When I was in my early twenties and bushy tailed (WHERE DOES THAT TERM COME FROM ANYWAY?!), more alcohol meant more energy, more FUN, more “HELL YEAH!” Now, at forty-one years young, more alcohol means “me faster go nigh-nigh”, but then I sleep like absolute trash, which means I’m even more tired, and at least 37% more ornery than normal. AND I AM NORMALLY PRETTY GALDARN ORNERY.

The days of pounding ANYTHING (besides the pavement when attending protest rallies to advocate for my friends of color or of varying identities) are long gone. The sad reality now has me looking at ABV on beer menus long before I look at the style.

Hell, I don’t even care how much the beer costs just as long as it doesn’t put me to sleep! I work hard for this lifestyle where I’m exhausted by 7:45pm four nights a week, then drink coffee at 6pm on Friday evening to stay up past 10:30pm and then sleep in until 7:30am on Saturdays LIKE A BOSS, and then can’t go to sleep at all on Sunday nights.

Joel with beer

So the only IPA on draft is 9%? That lager baby is lookin’ mighty lish right meow. That lil’ lager baby is a measly 4.2%, and that means I can have TWO of those lush puppies and not even blink an eye, because I am a galdarn CHAMP.  

Oh, the only lager on tap is a macrobrew, which I can’t drink because I get the hangover while I am actively drinking it!?! The 5% porter (which was intended to be a milk stout but came out thinner) from a local homebrewer sounds like just what the doctor ordered, AND THE DOCTOR IS ME.

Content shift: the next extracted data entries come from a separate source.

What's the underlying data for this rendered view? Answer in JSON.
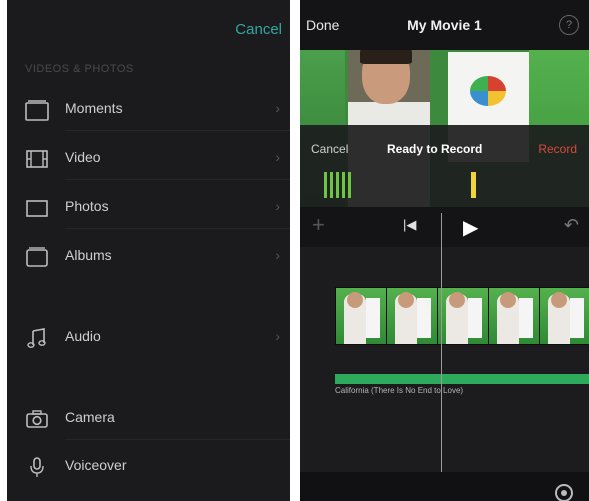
{
  "media_browser": {
    "cancel_label": "Cancel",
    "section_header": "VIDEOS & PHOTOS",
    "items": [
      {
        "label": "Moments",
        "icon": "moments-icon"
      },
      {
        "label": "Video",
        "icon": "film-icon"
      },
      {
        "label": "Photos",
        "icon": "photo-frame-icon"
      },
      {
        "label": "Albums",
        "icon": "album-icon"
      },
      {
        "label": "Audio",
        "icon": "music-note-icon"
      },
      {
        "label": "Camera",
        "icon": "camera-icon"
      },
      {
        "label": "Voiceover",
        "icon": "microphone-icon"
      }
    ]
  },
  "editor": {
    "done_label": "Done",
    "title": "My Movie 1",
    "help_label": "?",
    "record_panel": {
      "cancel_label": "Cancel",
      "status": "Ready to Record",
      "record_label": "Record"
    },
    "audio_track_label": "California (There Is No End to Love)",
    "colors": {
      "accent_teal": "#2fa9a0",
      "record_red": "#d8493d",
      "audio_green": "#2eaa5c",
      "meter_green": "#6cc644",
      "meter_yellow": "#f4d33a"
    }
  }
}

Yes, I have reached the age where sometimes I just can’t muster up the potential future exhaustion to put anything over 8% in me if it’s before 8pm.  But, all jokes aside, does my paying attention to the amount of alcohol by volume that I pour inside of my front facehole make me weak? Does it make me an old man by default? No, not at all. I’m simply far more aware of what alcohol does to my physical self than I was just a few years ago.

Joel in a jean jacket

See, this isn’t a missive written in angst because my body is unable to move on from the things I swallowed and I’m angry about it, this is an honest diatribe aimed at keeping this sort of thing on the table for discussion. For some people in the craft beer community, drinking beers with alcohol in them just doesn’t work. Whether they’re allergic to something in the beer, or their bodies simply cannot tolerate alcohol, or they’re in recovery, etc.  As my friend Tom from WellBeing Nonalcoholic Brewing has shared with me dozens of times “Two sips of alcohol and I’m Tank from Old School, so I simply cannot and will not drink alcohol”.  Anyone and everyone is still welcome at the table when we’re talking about what we love about the craft beverages we consume. As long as you’re not pushing that smoothie seltzer yak in my face, let’s complain together, shall we?  And of course, we’ll be sharing some Brewhouse Legends Snack Nut Mix while we’re at it. 

So I am mindful of the ABV of the beverages I consume, because I gots a lot of party in me, just not as much room for flammable alcoholic beverages as I used to. And that’s totally cool, yo.

Plus, kiddie cocktails are still my jam. Three cherries.